4. Toni Bentley Former Balanchine ballerina and author of five New York Times Notable Books and countless reviews and essays in The Times Book Review, The New Republic, Playboy et al., Bentley has become the go-to writer on things balletic and for Parkeresque wit and take-no-prisoners commentary on sex. Last month, she branched out with “The Bad Lion,” a stunning NYRB essay with photos about “Satan,” a great cat she encountered on an African safari.

5. David Mellon’s mysterious paintings and drawings have been described as dreamlike, creepy and bursting with humanity. He doesn’t care about money or fame — in fact he pretty much hates having to part with his works, preferring to keep them home as roommates. A few years ago I persuaded him to sell me a painting of a child of 10 or so who looks uncannily like I did at that age. I say uncannily because he painted it long before we met.

6. Nancy Fierro (Sister Nancy until she left the Convent to pursue her own spiritual path several years ago) Dr. Fierro — who studied with Nadia Boulanger — performs, composes, gives master classes and lectures about classical music all over Southern California. She’s recorded four wonderful CDs, two of which emphasize her passion for women composers from Hildegard of Bingen to various ragtimers whose music rivals Scott Joplin’s.

7. To complete the cheerful circle: Reasons To Be Cheerful: The Life And Work Of Barney Bubbles, by journalist Paul Gorman. The first, definitive collection of the work of the graphic genius responsible for classic record packages of Elvis Costello, Nick Lowe and many other heroes, including, yes, Ian Dury. Foreward by Billy Bragg.

1 Response to “Reasons To Be Cheerful (Part 2)”

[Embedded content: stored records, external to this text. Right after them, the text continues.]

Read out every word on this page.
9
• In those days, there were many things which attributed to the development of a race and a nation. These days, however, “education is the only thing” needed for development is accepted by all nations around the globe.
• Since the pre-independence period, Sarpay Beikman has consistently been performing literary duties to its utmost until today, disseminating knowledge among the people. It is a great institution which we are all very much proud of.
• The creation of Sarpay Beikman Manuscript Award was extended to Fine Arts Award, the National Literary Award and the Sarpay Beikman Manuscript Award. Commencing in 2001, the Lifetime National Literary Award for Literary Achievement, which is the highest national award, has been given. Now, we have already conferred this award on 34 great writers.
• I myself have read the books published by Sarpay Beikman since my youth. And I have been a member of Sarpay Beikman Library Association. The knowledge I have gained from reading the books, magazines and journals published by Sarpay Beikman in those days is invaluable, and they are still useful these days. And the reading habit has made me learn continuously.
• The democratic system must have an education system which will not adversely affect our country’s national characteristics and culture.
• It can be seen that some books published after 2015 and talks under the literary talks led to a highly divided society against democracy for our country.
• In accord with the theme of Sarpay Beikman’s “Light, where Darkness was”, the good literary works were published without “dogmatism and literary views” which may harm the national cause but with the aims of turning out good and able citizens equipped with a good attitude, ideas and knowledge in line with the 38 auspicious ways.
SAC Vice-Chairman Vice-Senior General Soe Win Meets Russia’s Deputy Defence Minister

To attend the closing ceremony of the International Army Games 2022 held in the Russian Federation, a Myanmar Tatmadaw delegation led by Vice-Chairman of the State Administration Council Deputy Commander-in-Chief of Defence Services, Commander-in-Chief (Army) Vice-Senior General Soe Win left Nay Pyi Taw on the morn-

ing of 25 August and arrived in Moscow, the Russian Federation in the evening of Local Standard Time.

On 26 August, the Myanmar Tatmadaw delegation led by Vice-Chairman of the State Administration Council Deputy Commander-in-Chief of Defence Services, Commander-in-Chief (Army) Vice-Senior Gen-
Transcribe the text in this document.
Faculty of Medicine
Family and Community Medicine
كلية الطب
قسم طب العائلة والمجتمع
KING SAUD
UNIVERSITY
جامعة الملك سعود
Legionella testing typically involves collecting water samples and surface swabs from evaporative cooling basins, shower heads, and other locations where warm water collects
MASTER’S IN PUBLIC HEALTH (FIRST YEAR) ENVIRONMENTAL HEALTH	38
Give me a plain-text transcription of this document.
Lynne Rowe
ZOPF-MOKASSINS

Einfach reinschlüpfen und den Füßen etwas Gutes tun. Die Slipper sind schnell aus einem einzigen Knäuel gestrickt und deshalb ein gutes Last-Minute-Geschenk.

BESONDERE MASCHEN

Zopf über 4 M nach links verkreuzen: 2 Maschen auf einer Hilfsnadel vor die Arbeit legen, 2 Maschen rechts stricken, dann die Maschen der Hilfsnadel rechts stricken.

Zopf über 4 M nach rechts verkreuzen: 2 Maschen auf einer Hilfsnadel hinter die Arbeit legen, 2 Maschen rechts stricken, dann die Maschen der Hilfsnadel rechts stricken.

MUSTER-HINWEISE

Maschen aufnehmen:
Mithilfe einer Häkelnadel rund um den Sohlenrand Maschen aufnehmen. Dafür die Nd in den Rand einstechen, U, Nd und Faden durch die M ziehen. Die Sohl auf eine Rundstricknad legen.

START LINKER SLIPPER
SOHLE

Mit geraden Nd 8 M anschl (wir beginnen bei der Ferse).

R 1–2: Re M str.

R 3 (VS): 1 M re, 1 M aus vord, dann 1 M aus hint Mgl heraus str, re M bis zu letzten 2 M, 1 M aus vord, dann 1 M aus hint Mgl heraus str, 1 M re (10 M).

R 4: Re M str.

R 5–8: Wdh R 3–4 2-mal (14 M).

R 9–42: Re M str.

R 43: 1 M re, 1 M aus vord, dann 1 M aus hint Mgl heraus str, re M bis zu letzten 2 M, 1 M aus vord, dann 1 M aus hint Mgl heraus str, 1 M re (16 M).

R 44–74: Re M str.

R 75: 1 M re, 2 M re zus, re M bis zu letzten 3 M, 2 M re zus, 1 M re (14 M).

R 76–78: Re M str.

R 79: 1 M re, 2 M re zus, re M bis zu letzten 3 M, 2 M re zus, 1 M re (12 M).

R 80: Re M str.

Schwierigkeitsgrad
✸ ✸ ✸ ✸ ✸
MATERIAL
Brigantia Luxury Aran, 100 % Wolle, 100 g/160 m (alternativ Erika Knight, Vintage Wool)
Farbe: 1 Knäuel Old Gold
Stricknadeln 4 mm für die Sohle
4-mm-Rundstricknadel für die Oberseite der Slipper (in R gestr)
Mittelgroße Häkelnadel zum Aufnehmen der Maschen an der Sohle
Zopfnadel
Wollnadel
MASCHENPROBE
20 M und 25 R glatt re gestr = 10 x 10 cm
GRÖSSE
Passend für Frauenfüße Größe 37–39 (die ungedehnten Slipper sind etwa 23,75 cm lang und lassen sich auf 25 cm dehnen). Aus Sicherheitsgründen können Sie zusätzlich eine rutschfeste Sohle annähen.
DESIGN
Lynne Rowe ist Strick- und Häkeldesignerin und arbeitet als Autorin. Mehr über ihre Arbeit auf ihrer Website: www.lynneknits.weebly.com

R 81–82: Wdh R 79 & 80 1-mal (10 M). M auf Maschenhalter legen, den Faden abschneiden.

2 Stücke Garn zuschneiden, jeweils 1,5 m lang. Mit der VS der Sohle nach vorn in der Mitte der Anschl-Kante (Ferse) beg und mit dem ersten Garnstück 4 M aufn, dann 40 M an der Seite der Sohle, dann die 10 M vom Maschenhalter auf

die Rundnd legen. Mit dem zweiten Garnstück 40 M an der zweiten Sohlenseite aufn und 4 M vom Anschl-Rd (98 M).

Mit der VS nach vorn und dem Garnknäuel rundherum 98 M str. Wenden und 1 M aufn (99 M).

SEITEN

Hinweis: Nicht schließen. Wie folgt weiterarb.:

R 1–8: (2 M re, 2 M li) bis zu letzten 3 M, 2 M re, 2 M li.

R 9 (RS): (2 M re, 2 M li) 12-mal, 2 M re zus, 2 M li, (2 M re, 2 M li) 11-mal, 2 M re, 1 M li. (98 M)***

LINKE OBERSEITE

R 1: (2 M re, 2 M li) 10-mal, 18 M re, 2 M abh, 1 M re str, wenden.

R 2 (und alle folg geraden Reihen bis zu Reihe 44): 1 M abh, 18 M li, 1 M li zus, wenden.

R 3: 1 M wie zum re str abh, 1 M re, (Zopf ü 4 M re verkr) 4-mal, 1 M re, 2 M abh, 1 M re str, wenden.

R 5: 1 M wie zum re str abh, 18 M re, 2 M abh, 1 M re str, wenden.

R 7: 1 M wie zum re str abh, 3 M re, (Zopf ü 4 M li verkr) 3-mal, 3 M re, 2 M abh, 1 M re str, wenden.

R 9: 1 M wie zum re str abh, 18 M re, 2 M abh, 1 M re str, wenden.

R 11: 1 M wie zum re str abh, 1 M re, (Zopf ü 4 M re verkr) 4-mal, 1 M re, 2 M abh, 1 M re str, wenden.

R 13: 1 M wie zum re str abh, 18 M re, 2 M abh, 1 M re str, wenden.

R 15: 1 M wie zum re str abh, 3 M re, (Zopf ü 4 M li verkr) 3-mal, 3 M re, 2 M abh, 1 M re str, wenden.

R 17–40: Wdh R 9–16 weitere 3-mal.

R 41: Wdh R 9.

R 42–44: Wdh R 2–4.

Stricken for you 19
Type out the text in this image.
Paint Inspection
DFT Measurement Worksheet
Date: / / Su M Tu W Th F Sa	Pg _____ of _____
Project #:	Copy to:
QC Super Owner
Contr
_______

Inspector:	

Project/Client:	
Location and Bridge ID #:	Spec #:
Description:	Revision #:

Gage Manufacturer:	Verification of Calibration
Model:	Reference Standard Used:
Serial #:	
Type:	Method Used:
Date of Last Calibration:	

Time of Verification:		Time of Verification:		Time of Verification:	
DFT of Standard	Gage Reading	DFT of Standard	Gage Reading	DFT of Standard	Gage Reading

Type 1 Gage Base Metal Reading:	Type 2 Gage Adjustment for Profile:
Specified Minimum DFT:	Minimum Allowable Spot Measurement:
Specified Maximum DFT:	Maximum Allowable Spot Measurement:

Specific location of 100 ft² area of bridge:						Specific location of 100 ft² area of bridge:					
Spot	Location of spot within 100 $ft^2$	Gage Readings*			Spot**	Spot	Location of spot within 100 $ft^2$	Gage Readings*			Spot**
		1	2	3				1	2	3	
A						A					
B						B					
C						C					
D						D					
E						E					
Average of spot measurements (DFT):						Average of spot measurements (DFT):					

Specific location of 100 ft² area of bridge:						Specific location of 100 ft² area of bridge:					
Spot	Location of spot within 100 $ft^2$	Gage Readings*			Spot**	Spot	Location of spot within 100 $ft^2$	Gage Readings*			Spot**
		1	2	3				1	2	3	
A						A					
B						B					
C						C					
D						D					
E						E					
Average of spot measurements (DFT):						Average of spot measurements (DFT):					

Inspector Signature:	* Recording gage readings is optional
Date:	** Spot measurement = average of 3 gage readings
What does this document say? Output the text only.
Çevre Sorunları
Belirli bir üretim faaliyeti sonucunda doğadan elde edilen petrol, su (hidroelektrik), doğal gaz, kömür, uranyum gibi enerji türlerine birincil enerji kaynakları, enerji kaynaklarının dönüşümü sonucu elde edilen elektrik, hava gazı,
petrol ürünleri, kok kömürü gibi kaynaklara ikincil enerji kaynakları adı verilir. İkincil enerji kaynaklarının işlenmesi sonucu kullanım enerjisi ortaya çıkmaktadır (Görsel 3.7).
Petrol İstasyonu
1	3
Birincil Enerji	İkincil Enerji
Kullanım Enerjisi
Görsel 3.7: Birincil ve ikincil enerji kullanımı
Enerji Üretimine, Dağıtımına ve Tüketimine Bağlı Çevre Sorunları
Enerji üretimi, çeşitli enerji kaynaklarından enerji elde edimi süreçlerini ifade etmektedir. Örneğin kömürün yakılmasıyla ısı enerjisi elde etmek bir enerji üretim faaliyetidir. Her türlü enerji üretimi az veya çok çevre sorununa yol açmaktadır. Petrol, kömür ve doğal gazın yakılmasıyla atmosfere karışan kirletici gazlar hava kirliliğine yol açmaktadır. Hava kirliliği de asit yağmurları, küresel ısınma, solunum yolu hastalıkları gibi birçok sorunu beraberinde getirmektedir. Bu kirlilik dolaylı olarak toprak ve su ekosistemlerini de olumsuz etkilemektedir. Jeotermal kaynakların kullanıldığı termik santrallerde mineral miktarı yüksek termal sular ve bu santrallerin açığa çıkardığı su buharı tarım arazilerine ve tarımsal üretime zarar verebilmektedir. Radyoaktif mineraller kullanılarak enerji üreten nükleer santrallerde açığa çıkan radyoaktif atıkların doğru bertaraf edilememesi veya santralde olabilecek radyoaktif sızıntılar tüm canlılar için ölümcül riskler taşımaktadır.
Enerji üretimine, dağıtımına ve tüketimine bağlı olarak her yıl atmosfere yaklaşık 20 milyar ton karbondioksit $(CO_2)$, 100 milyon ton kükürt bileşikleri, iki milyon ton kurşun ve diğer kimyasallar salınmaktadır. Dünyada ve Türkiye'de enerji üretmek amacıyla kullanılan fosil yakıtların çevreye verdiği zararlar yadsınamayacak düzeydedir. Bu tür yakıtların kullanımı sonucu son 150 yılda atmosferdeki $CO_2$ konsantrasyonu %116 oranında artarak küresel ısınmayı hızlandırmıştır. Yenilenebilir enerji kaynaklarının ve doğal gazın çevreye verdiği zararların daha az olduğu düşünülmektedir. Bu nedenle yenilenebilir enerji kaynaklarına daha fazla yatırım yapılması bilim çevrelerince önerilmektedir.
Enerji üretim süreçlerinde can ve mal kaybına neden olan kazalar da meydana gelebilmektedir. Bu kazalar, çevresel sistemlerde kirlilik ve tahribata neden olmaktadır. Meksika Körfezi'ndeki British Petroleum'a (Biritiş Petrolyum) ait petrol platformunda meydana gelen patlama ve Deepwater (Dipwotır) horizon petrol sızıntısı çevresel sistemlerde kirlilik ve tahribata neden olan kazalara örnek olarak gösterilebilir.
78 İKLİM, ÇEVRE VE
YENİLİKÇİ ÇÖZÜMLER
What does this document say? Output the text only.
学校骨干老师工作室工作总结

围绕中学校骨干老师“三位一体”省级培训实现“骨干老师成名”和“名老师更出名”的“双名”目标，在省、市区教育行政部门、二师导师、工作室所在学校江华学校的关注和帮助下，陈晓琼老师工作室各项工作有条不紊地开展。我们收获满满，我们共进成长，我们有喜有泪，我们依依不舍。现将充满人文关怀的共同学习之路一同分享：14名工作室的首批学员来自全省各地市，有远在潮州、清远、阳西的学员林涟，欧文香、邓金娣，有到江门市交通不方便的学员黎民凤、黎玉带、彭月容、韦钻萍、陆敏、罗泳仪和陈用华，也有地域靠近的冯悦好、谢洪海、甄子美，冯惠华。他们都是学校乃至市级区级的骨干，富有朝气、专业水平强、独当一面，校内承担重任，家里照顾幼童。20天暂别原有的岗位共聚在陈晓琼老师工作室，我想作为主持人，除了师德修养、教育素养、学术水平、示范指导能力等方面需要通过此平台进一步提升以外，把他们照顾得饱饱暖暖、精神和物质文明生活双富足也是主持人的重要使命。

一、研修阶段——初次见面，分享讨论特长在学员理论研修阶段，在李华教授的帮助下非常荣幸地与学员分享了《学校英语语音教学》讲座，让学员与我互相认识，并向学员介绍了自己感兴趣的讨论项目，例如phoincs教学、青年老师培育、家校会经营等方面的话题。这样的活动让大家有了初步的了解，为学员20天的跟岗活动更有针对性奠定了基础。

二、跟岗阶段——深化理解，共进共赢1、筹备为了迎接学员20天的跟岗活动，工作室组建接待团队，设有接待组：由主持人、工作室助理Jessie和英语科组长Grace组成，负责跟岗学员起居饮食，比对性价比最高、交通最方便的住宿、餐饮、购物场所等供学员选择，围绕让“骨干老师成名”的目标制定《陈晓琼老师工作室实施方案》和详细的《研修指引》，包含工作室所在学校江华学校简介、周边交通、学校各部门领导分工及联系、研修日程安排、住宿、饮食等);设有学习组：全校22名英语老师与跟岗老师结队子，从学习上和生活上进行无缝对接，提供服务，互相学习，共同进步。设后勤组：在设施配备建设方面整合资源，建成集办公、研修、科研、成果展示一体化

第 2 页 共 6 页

  1. 1 Paul G Mar 1st, 2010 at 3:48 am

    Dear Michael

    Great post and thank you for completing the circle with your kind words about my book.

    It may interest you to know I have an associated blog which presents fresh info, images and interviews about the work of BB and his milieu.

    I’m currently preparing the new edition and aiming to launch it in LA in the summer so would be delighted to invite you along.